"His name is Dell, and he used to be with one of the Edinburgh concerns, so don't let him know your inside figures. He might spring a leak."

A half-hour later Mitchell, his arms full of blue-prints, was in Mr. Dell's office. But the English engineer hesitated; he was very busy; he had numerous obligations. Mitchell gazed over the threadbare rooms and hastily estimated how much of the nine hundred and twenty dollars would be left after he had paid his hotel bill. What there was to do must be done before the next morning's sun arose.

"This job is worth ten sovereigns to me if it is finished tonight," he declared, briskly.

Mr. Dell hesitated, stumbled, and fell. "Very well. We'll begin at once," said he.

He unrolled the blue-prints, from a drawer he produced a sliding-rule. He slid this rule up; he slid it down; he gazed through his glasses at space; he made microscopic Spencerian figures in neat rows and columns. He seemed to pluck his results from the air with necromantic cunning, and what had taken the young man at his elbow days and nights of cruel effort to accomplish—what had put haggard lines about his mouth and eyes—the engineer accomplished in a few hours by means of that sliding-rule. Meanwhile, with one weary effort of will, his visitor summoned his powers and cross-examined him adroitly. Here was the very man to supply the one missing link in the perfect chain; but Mr. Dell would not talk. He did not like Americans nor American methods, and he made his dislike apparent by sealing his lips. Mitchell played upon his vanity at first, only to find the man wholly lacking in conceit. Changing his method of attack, Mitchell built a fire under Mr. Dell. He grilled everything British, the people, their social customs, their business methods, even English engineers, and he did it in a most annoying manner. Mr. Dell began to perspire. He worked doggedly on for a while, then he arose in defense of his country, whereupon Mitchell artfully shifted his attack to English steel-mills. The other refuted his statements flatly. At length the engineer was goaded to anger, he became disputative, indignant, loquacious.

When Louis Mitchell flung himself into the dark body of his cab, late that evening, and sank his legs knee-deep into those hateful blue-prints, he blessed that engineer, for Dell had told him all he wished to know, all he had tried so vainly to discover through other sources. The average "overhead" in British mills was one hundred and thirty per cent., and Dell knew.

The young man laughed hysterically, triumphantly, but the sound was more like a tearful hiccough. To-morrow at ten-thirty! It was nearly over. He would be ready. As he lolled back inertly upon the cushions he mused dreamily that he had done well.

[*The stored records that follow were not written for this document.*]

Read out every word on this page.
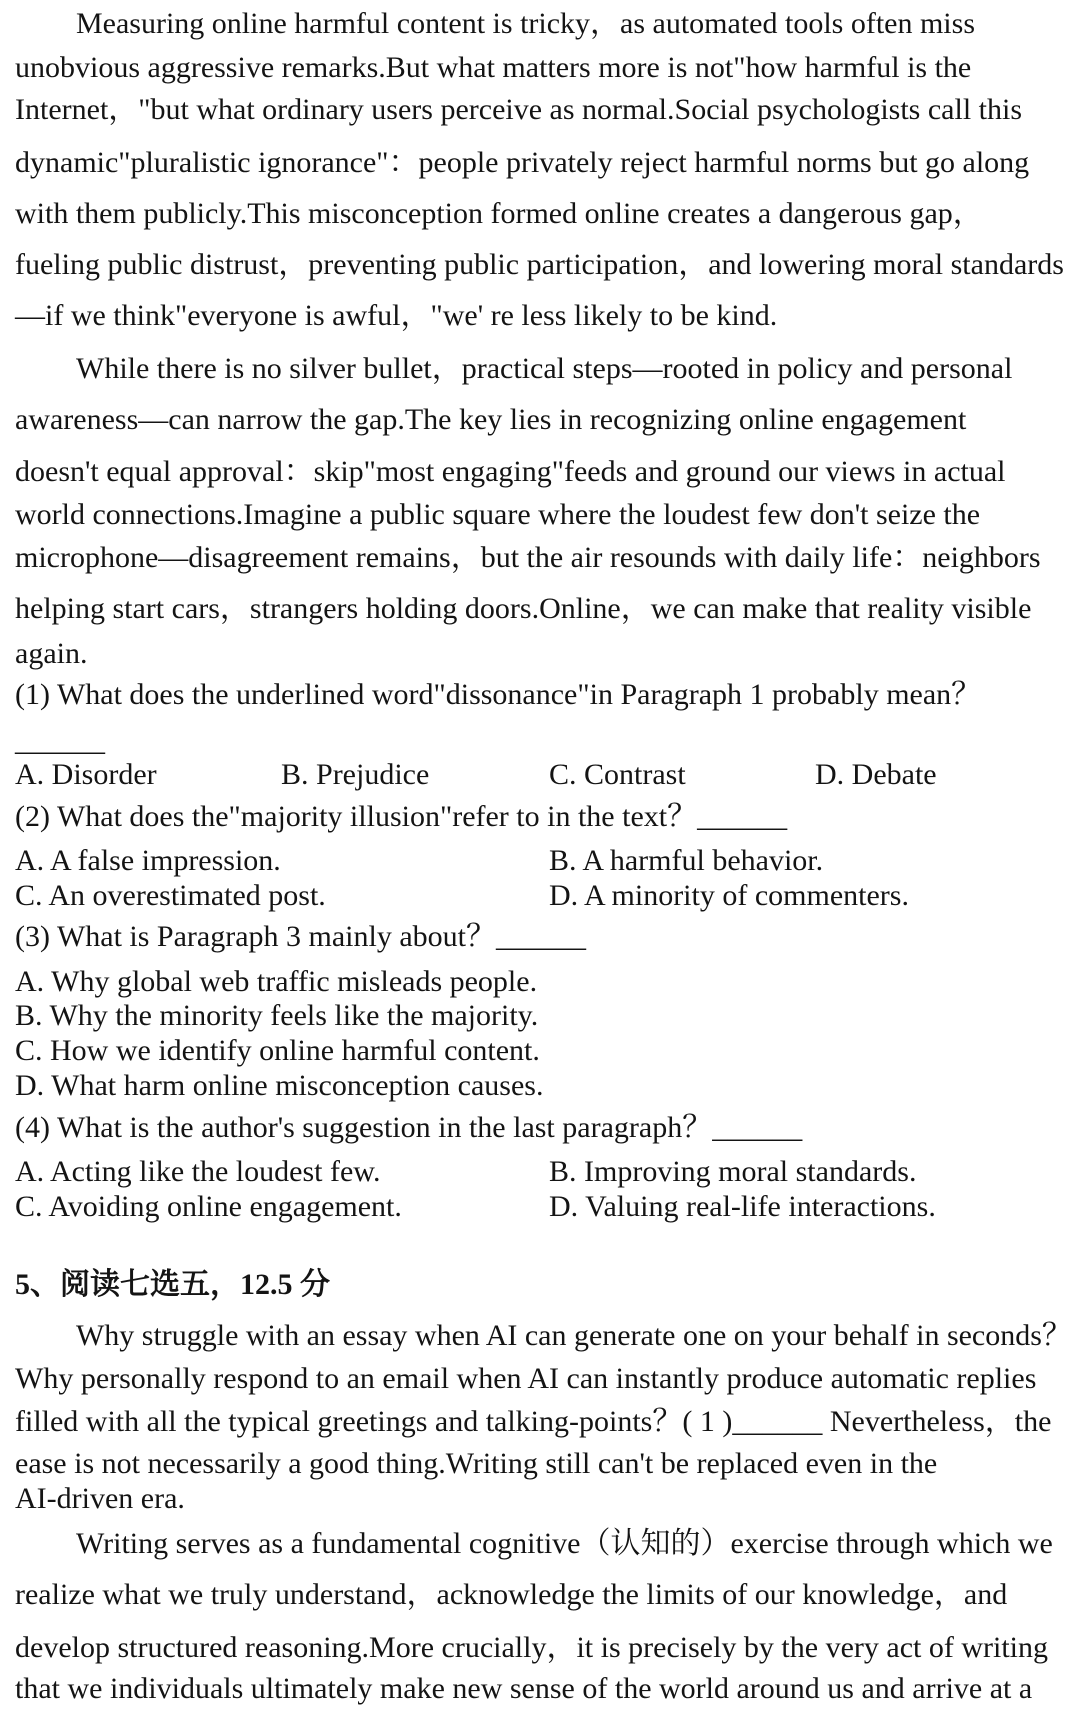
Measuring online harmful content is tricky，as automated tools often miss
unobvious aggressive remarks.But what matters more is not"how harmful is the
Internet，"but what ordinary users perceive as normal.Social psychologists call this
dynamic"pluralistic ignorance"：people privately reject harmful norms but go along
with them publicly.This misconception formed online creates a dangerous gap，
fueling public distrust，preventing public participation，and lowering moral standards
—if we think"everyone is awful，"we' re less likely to be kind.
While there is no silver bullet，practical steps—rooted in policy and personal
awareness—can narrow the gap.The key lies in recognizing online engagement
doesn't equal approval：skip"most engaging"feeds and ground our views in actual
world connections.Imagine a public square where the loudest few don't seize the
microphone—disagreement remains，but the air resounds with daily life：neighbors
helping start cars，strangers holding doors.Online，we can make that reality visible
again.
(1) What does the underlined word"dissonance"in Paragraph 1 probably mean？
______
A. Disorder	B. Prejudice	C. Contrast	D. Debate
(2) What does the"majority illusion"refer to in the text？______
A. A false impression.	B. A harmful behavior.
C. An overestimated post.	D. A minority of commenters.
(3) What is Paragraph 3 mainly about？______
A. Why global web traffic misleads people.
B. Why the minority feels like the majority.
C. How we identify online harmful content.
D. What harm online misconception causes.
(4) What is the author's suggestion in the last paragraph？______
A. Acting like the loudest few.	B. Improving moral standards.
C. Avoiding online engagement.	D. Valuing real-life interactions.
5、阅读七选五，12.5 分
Why struggle with an essay when AI can generate one on your behalf in seconds？
Why personally respond to an email when AI can instantly produce automatic replies
filled with all the typical greetings and talking-points？( 1 )______ Nevertheless，the
ease is not necessarily a good thing.Writing still can't be replaced even in the
AI-driven era.
Writing serves as a fundamental cognitive（认知的）exercise through which we
realize what we truly understand，acknowledge the limits of our knowledge，and
develop structured reasoning.More crucially，it is precisely by the very act of writing
that we individuals ultimately make new sense of the world around us and arrive at a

In less than two weeks, in a foreign country, and under strange conditions, without acquaintance or pull or help of any sort, he had learned the names of his competitive firms, the dates of their bids, and the market prices ruling on every piece of steel in the Krugersdorpf job when those bids were figured. He had learned the rules governing English labor unions; he knew all about piece-work and time-work, fixed charges and shop costs, together with the ability of every plant figuring on the Robinson-Ray contract to turn out the work in the necessary time. All this, and more, he had learned legitimately and without cost to his commercial honor. Henceforth that South-African contract depended merely upon his own ability to add, subtract, and multiply correctly. It was his just as surely as two and two make four—for salesmanship is an exact science.

The girl would be very happy, he told himself. He was glad that she could never know the strain it had been.

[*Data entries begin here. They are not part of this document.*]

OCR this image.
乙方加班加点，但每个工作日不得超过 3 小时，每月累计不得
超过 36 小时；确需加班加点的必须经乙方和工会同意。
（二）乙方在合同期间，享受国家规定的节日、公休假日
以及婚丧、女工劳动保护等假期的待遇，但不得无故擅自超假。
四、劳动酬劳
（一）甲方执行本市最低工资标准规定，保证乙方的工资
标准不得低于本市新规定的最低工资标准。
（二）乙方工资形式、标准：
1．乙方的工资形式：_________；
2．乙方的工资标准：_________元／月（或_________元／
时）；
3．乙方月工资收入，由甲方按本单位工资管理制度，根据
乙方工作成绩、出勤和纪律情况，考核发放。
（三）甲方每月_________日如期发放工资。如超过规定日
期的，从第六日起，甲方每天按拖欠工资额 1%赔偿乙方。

Again, through the slow, silent hours of that Wednesday night, Mitchell fought the fatigue of death, going over his figures carefully. There were no errors in them.

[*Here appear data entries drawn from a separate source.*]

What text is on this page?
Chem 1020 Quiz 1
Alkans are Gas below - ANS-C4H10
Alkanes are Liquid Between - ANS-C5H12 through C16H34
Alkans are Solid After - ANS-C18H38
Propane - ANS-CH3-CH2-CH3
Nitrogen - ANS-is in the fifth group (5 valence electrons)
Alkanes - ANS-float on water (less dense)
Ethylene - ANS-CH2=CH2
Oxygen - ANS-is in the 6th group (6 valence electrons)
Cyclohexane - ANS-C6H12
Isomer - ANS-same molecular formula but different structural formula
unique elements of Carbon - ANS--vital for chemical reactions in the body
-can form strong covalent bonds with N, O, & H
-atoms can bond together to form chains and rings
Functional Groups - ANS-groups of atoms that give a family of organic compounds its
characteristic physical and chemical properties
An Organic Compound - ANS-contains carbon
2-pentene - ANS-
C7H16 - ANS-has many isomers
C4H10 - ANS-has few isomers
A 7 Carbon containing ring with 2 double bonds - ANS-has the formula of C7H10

Dawn was creeping in on him when he added a clean thirty-per-cent. profit for his firm, signed his bid, and prepared for bed. But he found that he could not leave the thing. After he had turned in he became assailed by sudden doubts and fears. What if he had made a mistake after all? What if some link in his chain were faulty? What if some other bidder had made a mistake and underfigured? Such thoughts made him tremble. Now that it was all done, he feared that he had been overconfident, for could it really be possible that the greatest steel contract in years would come to him? He grew dizzy at the picture of what it meant to him and to the girl.